IRON MAN 2, as numerous reviews will tell you, lacks the just-opened effervescence of the first movie -- which ranks as one of my favorite comic book adaptations. And there's some sequel-itis: The producers feel the need to pump everything up, with more locations, more characters, bigger battles, more bombastic special effects, and louder music. So I'm grateful that despite all this, the movie doesn't lose its sole -- or its capacity to entertain.
As with the first movie, the anchors are Robert Downey Jr.'s terrific performance as Tony Stark, and Jon Favreau's witty and human direction. Whenever the film strays from these tentposts -- when, for instance, a night-time aerial battle turns into a bunch of streaking lights in the sky -- the movie palls. So it's a good thing that Downey is onscreen in nearly every scene, playing Stark as alternatively charming in his wit and brilliance, and grating in his narcissism, self-destructiveness, and willingness to take endless advantage of those who care about him.
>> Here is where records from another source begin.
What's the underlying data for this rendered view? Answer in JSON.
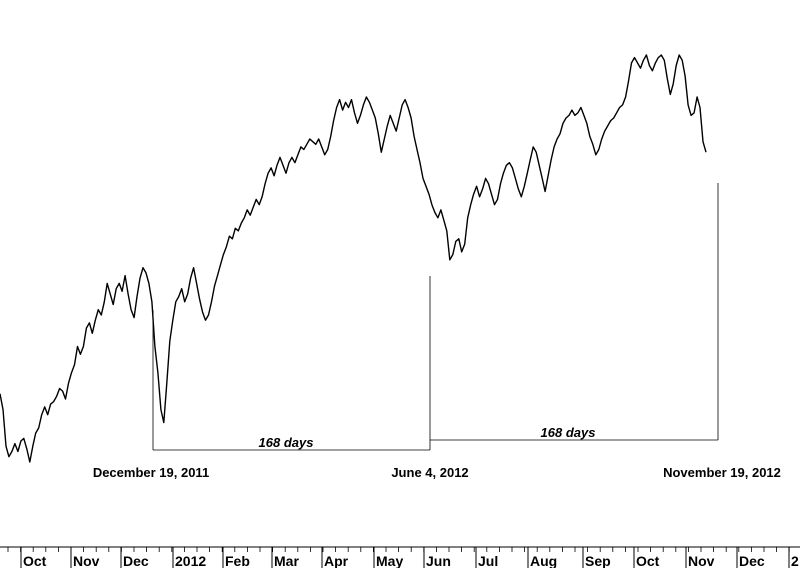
{
  "chart_data": {
    "type": "line",
    "title": "",
    "xlabel": "",
    "ylabel": "",
    "grid": false,
    "line_color": "#000000",
    "x_start": "2011-09-22",
    "x_end": "2012-11-19",
    "series": [
      {
        "values": [
          1.18,
          1.12,
          0.98,
          0.94,
          0.96,
          0.99,
          0.96,
          1.0,
          1.01,
          0.97,
          0.92,
          0.98,
          1.03,
          1.05,
          1.1,
          1.13,
          1.1,
          1.14,
          1.15,
          1.17,
          1.2,
          1.19,
          1.16,
          1.22,
          1.26,
          1.29,
          1.36,
          1.33,
          1.36,
          1.43,
          1.45,
          1.41,
          1.46,
          1.5,
          1.48,
          1.53,
          1.6,
          1.56,
          1.52,
          1.58,
          1.6,
          1.57,
          1.63,
          1.56,
          1.5,
          1.47,
          1.55,
          1.62,
          1.66,
          1.64,
          1.6,
          1.53,
          1.36,
          1.26,
          1.12,
          1.07,
          1.22,
          1.38,
          1.46,
          1.53,
          1.55,
          1.58,
          1.53,
          1.56,
          1.62,
          1.66,
          1.6,
          1.54,
          1.49,
          1.46,
          1.48,
          1.53,
          1.59,
          1.63,
          1.67,
          1.71,
          1.74,
          1.78,
          1.77,
          1.81,
          1.8,
          1.83,
          1.85,
          1.88,
          1.86,
          1.89,
          1.92,
          1.9,
          1.93,
          1.98,
          2.02,
          2.04,
          2.01,
          2.05,
          2.08,
          2.05,
          2.02,
          2.06,
          2.08,
          2.06,
          2.09,
          2.12,
          2.11,
          2.13,
          2.15,
          2.14,
          2.13,
          2.15,
          2.12,
          2.09,
          2.11,
          2.16,
          2.22,
          2.27,
          2.3,
          2.26,
          2.29,
          2.27,
          2.3,
          2.25,
          2.21,
          2.24,
          2.28,
          2.31,
          2.29,
          2.26,
          2.23,
          2.17,
          2.1,
          2.15,
          2.2,
          2.24,
          2.21,
          2.18,
          2.23,
          2.28,
          2.3,
          2.27,
          2.23,
          2.16,
          2.11,
          2.06,
          2.0,
          1.97,
          1.94,
          1.9,
          1.87,
          1.85,
          1.88,
          1.84,
          1.8,
          1.69,
          1.71,
          1.76,
          1.77,
          1.72,
          1.75,
          1.85,
          1.9,
          1.94,
          1.97,
          1.93,
          1.96,
          2.0,
          1.98,
          1.94,
          1.9,
          1.92,
          1.98,
          2.02,
          2.05,
          2.06,
          2.04,
          2.0,
          1.96,
          1.93,
          1.97,
          2.02,
          2.07,
          2.12,
          2.1,
          2.05,
          2.0,
          1.95,
          2.01,
          2.07,
          2.12,
          2.15,
          2.17,
          2.21,
          2.23,
          2.24,
          2.26,
          2.24,
          2.25,
          2.27,
          2.24,
          2.21,
          2.16,
          2.13,
          2.09,
          2.11,
          2.15,
          2.18,
          2.2,
          2.22,
          2.23,
          2.25,
          2.27,
          2.28,
          2.31,
          2.37,
          2.44,
          2.46,
          2.44,
          2.42,
          2.45,
          2.47,
          2.43,
          2.41,
          2.44,
          2.46,
          2.47,
          2.45,
          2.38,
          2.32,
          2.36,
          2.43,
          2.47,
          2.45,
          2.39,
          2.28,
          2.24,
          2.25,
          2.31,
          2.27,
          2.14,
          2.1
        ]
      }
    ],
    "x_ticks": [
      "Oct",
      "Nov",
      "Dec",
      "2012",
      "Feb",
      "Mar",
      "Apr",
      "May",
      "Jun",
      "Jul",
      "Aug",
      "Sep",
      "Oct",
      "Nov",
      "Dec",
      "2"
    ],
    "annotations": [
      {
        "date": "December 19, 2011",
        "label": "December 19, 2011"
      },
      {
        "date": "June 4, 2012",
        "label": "June 4, 2012"
      },
      {
        "date": "November 19, 2012",
        "label": "November 19, 2012"
      },
      {
        "label": "168 days",
        "from": "December 19, 2011",
        "to": "June 4, 2012"
      },
      {
        "label": "168 days",
        "from": "June 4, 2012",
        "to": "November 19, 2012"
      }
    ]
  }
}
I was impressed that the filmmakers were able to tie together so many storylines from Iron Man's nearly fifty-year-long comic book run into a semi-cohesive film story. (It draws most from the Stan Lee-Gene Colan stories from the sixties, and David Michelinie-Bob Layton's run in the late seventies and early eighties. Fortunately, all of these creators are named in the closing credits.) There were also many fun bits for comics fans, including meaty scenes with Samuel L. Jackson as Nick Fury; Scarlett Johansen underplaying The Black Widow (a villain-turned-hero who got her start in the early IM comics stories); Favreau expanding his own role from the first film as Stark's ex-boxer chauffeur, "Happy" Hogan; an antagonist who pays tribute to the Cold-War Iron Man stories in which IM repeatedly faced off against armored Russians; and the now-traditional post-credits scene, which ties the movie to the next upcoming Marvel Studios adaptation. The movie also benefits from a scenery-chewing turn by Mickey Rourke as Stark's Russian mirror image; and from John Slattery's portrayal of Stark's father as a cross between Howard Hughes and Walt Disney.
Overall, this is a nicely entertaining summer film. And it looks to be one of the few; this summer seems rather bereft of "tentpole" films (although the trailer to Christopher Nolan's "Inception" looks intriguiging). The IRON MAN series remains the most Marvel-like of the Marvel movie adapatations.